Let \[ \bar{x}_{k}=\left[\begin{array}{c} F_{k} \\ F_{k+1} \end{array}\right] \]
. . .
Then
\[ \bar{x}_{k+1}=\left[\begin{array}{c} F_{k+1} \\ F_{k+2} \end{array}\right]=\left[\begin{array}{c} F_{k+1} \\ F_{k}+F_{k+1} \end{array}\right]=\left[\begin{array}{ll} 0 & 1 \\ 1 & 1 \end{array}\right]\left[\begin{array}{c} F_{k} \\ F_{k+1} \end{array}\right]=\left[\begin{array}{ll} 0 & 1 \\ 1 & 1 \end{array}\right] \bar{x}_{k} \]

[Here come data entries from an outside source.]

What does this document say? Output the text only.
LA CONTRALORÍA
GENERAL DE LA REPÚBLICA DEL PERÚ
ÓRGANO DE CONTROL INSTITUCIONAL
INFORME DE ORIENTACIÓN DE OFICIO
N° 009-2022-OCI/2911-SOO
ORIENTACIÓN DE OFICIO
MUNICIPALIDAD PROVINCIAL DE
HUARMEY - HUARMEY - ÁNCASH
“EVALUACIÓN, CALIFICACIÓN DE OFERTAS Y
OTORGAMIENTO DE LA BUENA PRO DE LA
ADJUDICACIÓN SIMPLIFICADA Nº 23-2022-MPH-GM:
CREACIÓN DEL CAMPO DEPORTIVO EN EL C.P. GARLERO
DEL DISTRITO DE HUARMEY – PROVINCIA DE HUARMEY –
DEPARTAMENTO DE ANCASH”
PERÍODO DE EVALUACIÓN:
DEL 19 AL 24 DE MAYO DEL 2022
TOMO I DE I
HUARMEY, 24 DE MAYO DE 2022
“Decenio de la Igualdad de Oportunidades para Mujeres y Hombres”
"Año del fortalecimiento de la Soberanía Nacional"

for \(\bar{x}_{0}=\left[\begin{array}{l}0 \\1\end{array}\right]\)
To understand the dynamics, we need to diagonalize the matrix.
\[ \begin{aligned} \operatorname{det}(A-\lambda I) & =0 \\ \operatorname{det}\left[\begin{array}{cc} -\lambda & 1 \\ 1 & 1-\lambda \end{array}\right] & =0 \\ \lambda^{2}-\lambda-1 & =0 \\ \lambda & =\frac{1 \pm \sqrt{5}}{2} \end{aligned} \]

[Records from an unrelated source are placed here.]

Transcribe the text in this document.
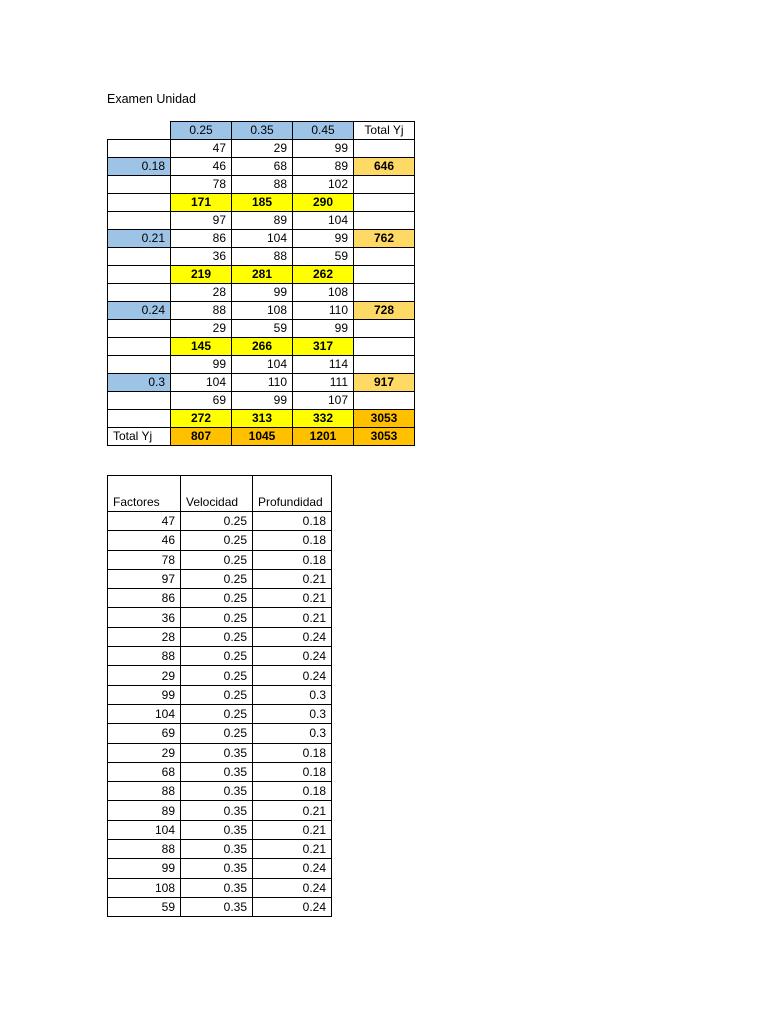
Examen Unidad
	0.25	0.35	0.45	Total Yj
	47	29	99	
0.18	46	68	89	646
	78	88	102	
	171	185	290	
	97	89	104	
0.21	86	104	99	762
	36	88	59	
	219	281	262	
	28	99	108	
0.24	88	108	110	728
	29	59	99	
	145	266	317	
	99	104	114	
0.3	104	110	111	917
	69	99	107	
	272	313	332	3053
Total Yj	807	1045	1201	3053
Factores	Velocidad	Profundidad
47	0.25	0.18
46	0.25	0.18
78	0.25	0.18
97	0.25	0.21
86	0.25	0.21
36	0.25	0.21
28	0.25	0.24
88	0.25	0.24
29	0.25	0.24
99	0.25	0.3
104	0.25	0.3
69	0.25	0.3
29	0.35	0.18
68	0.35	0.18
88	0.35	0.18
89	0.35	0.21
104	0.35	0.21
88	0.35	0.21
99	0.35	0.24
108	0.35	0.24
59	0.35	0.24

Eigenvalues (call them phi and psi): \[ \begin{aligned} & \varphi=\frac{1+\sqrt{5}}{2} \approx 1.618 \\ & \psi=\frac{1-\sqrt{5}}{2} \approx-0.618 \end{aligned} \]
Eigenvectors:
\[ \bar{v}_{\varphi}=\left[\begin{array}{l} 1 \\ \varphi \end{array}\right] \quad \text { and } \quad \bar{v}_{\psi}=\left[\begin{array}{l} 1 \\ \psi \end{array}\right] \]
. . .
\[ A=P D P^{-1}=\left[\begin{array}{ll} 1 & 1 \\ \varphi & \psi \end{array}\right]\left[\begin{array}{ll} \varphi & 0 \\ 0 & \psi \end{array}\right] \frac{1}{\sqrt{5}}\left[\begin{array}{cc} -\psi & 1 \\ \varphi & -1 \end{array}\right] \]

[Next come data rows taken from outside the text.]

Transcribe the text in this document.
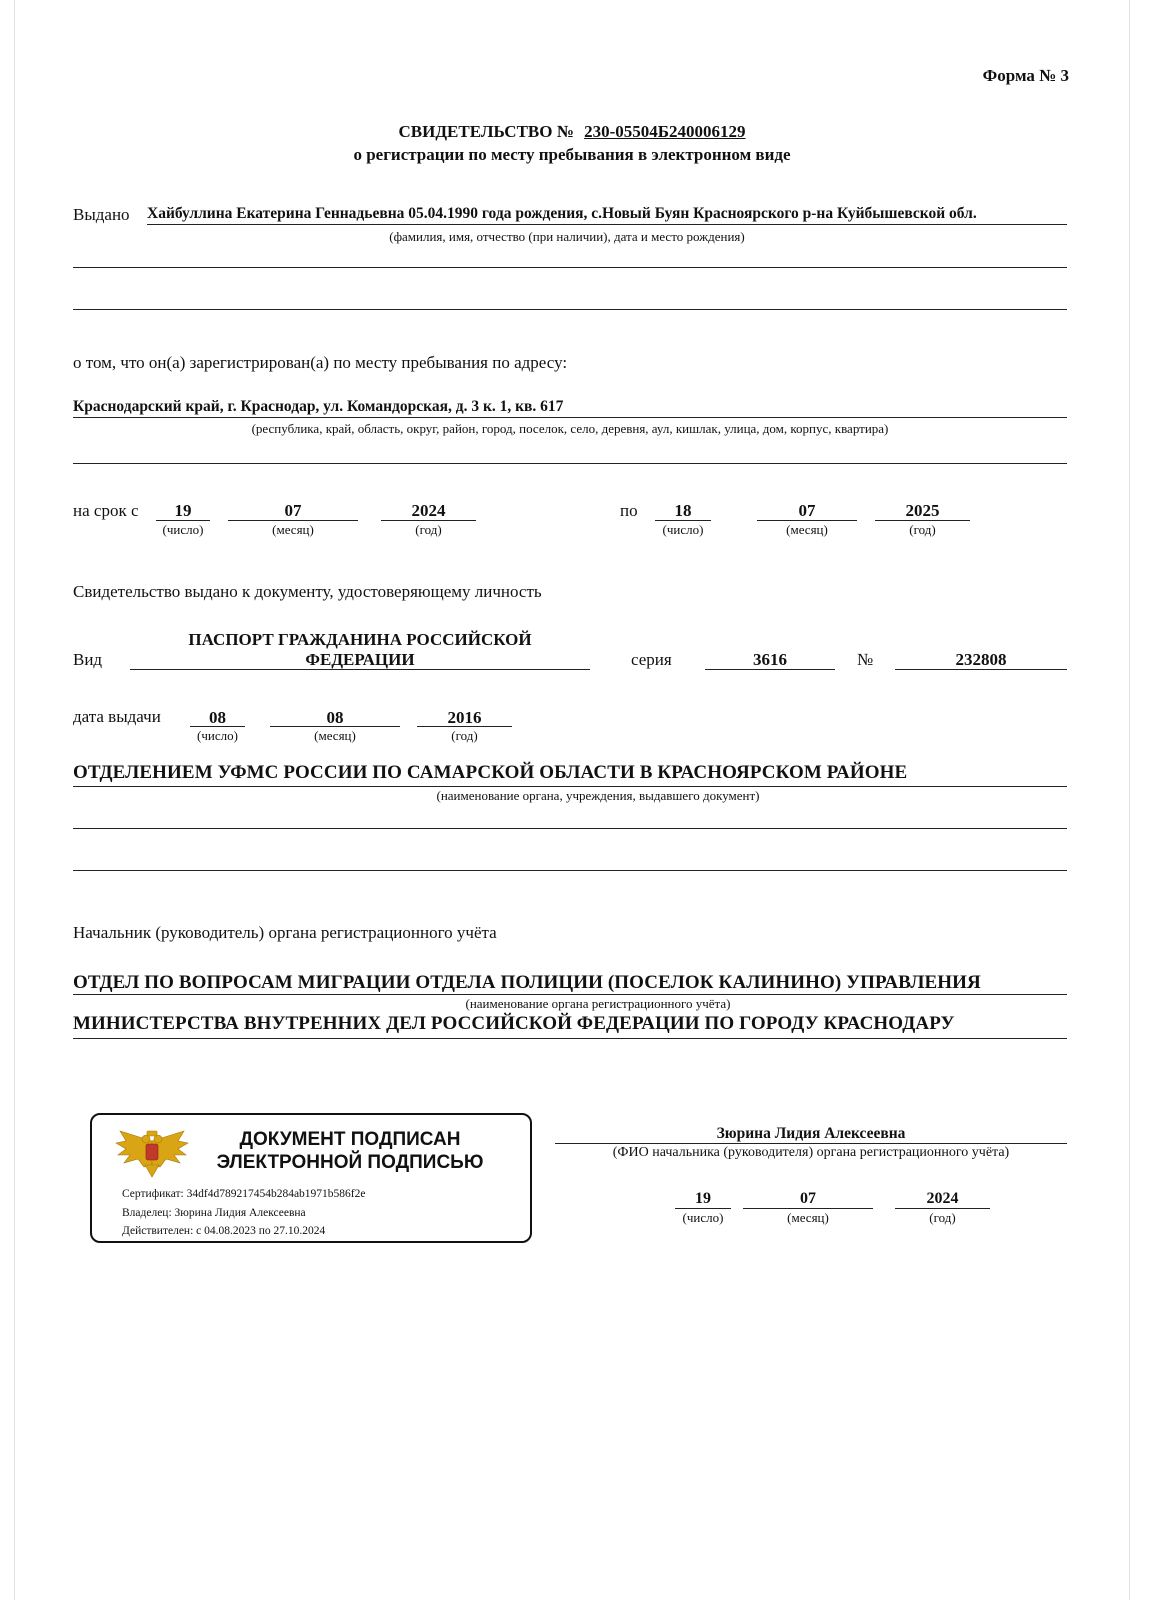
Форма № 3
СВИДЕТЕЛЬСТВО № 230-05504Б240006129
о регистрации по месту пребывания в электронном виде
Выдано Хайбуллина Екатерина Геннадьевна 05.04.1990 года рождения, с.Новый Буян Красноярского р-на Куйбышевской обл.
(фамилия, имя, отчество (при наличии), дата и место рождения)
о том, что он(а) зарегистрирован(а) по месту пребывания по адресу:
Краснодарский край, г. Краснодар, ул. Командорская, д. 3 к. 1, кв. 617
(республика, край, область, округ, район, город, поселок, село, деревня, аул, кишлак, улица, дом, корпус, квартира)
на срок с	19
(число)
07
(месяц)
2024
(год)
по	18
(число)
07
(месяц)
2025
(год)
Свидетельство выдано к документу, удостоверяющему личность
Вид
ПАСПОРТ ГРАЖДАНИНА РОССИЙСКОЙ
ФЕДЕРАЦИИ	серия	3616	№	232808
дата выдачи	08
(число)
08
(месяц)
2016
(год)
ОТДЕЛЕНИЕМ УФМС РОССИИ ПО САМАРСКОЙ ОБЛАСТИ В КРАСНОЯРСКОМ РАЙОНЕ
(наименование органа, учреждения, выдавшего документ)
Начальник (руководитель) органа регистрационного учёта
ОТДЕЛ ПО ВОПРОСАМ МИГРАЦИИ ОТДЕЛА ПОЛИЦИИ (ПОСЕЛОК КАЛИНИНО) УПРАВЛЕНИЯ
(наименование органа регистрационного учёта)
МИНИСТЕРСТВА ВНУТРЕННИХ ДЕЛ РОССИЙСКОЙ ФЕДЕРАЦИИ ПО ГОРОДУ КРАСНОДАРУ
ДОКУМЕНТ ПОДПИСАН
ЭЛЕКТРОННОЙ ПОДПИСЬЮ
Сертификат: 34df4d789217454b284ab1971b586f2e
Владелец: Зюрина Лидия Алексеевна
Действителен: с 04.08.2023 по 27.10.2024
Зюрина Лидия Алексеевна
(ФИО начальника (руководителя) органа регистрационного учёта)
19
(число)
07
(месяц)
2024
(год)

\[ \begin{aligned} & A^{k}=P D^{k} P^{-1} \\ & =\left[\begin{array}{cc} 1 & 1 \\ \varphi & \psi \end{array}\right]\left[\begin{array}{cc} \varphi^{k} & 0 \\ 0 & \psi^{k} \end{array}\right] \frac{1}{\sqrt{5}}\left[\begin{array}{cc} -\psi & 1 \\ \varphi & -1 \end{array}\right] \\ & =\left[\begin{array}{cc} \varphi^{k} & \psi^{k} \\ \varphi^{k+1} & \psi^{k+1} \end{array}\right] \frac{1}{\sqrt{5}}\left[\begin{array}{cc} -\psi & 1 \\ \varphi & -1 \end{array}\right] \\ & =\frac{1}{\sqrt{5}}\left[\begin{array}{cc} -\psi \varphi^{k}+\varphi \psi^{k} & \varphi^{k}-\psi^{k} \\ -\psi \varphi^{k+1}+\varphi \psi^{k+1} & \varphi^{k+1}-\psi^{k+1} \end{array}\right] \end{aligned} \]
Finally,
\[ \left[\begin{array}{c} F_{k} \\ F_{k+1} \end{array}\right]=A^{k} \bar{x}_{0}=\frac{1}{\sqrt{5}}\left[\begin{array}{cc} -\psi \varphi^{k}+\varphi \psi^{k} & \varphi^{k}-\psi^{k} \\ -\psi \varphi^{k+1}+\varphi \psi^{k+1} & \varphi^{k+1}-\psi^{k+1} \end{array}\right]\left[\begin{array}{l} 0 \\ 1 \end{array}\right] \] \[ =\frac{1}{\sqrt{5}}\left[\begin{array}{c} \varphi^{k}-\psi^{k} \\ \varphi^{k+1}-\psi^{k+1} \end{array}\right] \]
and so
\[ F_{k}=\frac{1}{\sqrt{5}}\left(\varphi^{k}-\psi^{k}\right)=\frac{1}{\sqrt{5}}\left(\left(\frac{1+\sqrt{5}}{2}\right)^{k}+\left(\frac{1-\sqrt{5}}{2}\right)^{k}\right) \]
. . .
But for large \(k\), \(\psi^{k}\) is very small, so
\[ F_{k} \approx \frac{\varphi^{k}}{\sqrt{5}} \]
. . .
\[ \lim _{k \rightarrow \infty} \frac{F_{k+1}}{F_{k}}=\varphi \]
This is the golden ratio!
Go back to some of the previous examples we’ve used, or that you’ve used in your projects. Work in pairs to find the eigenvalues and eigenvectors of the transition matrix. What do the eigenvalues tell you about the dynamics of the system?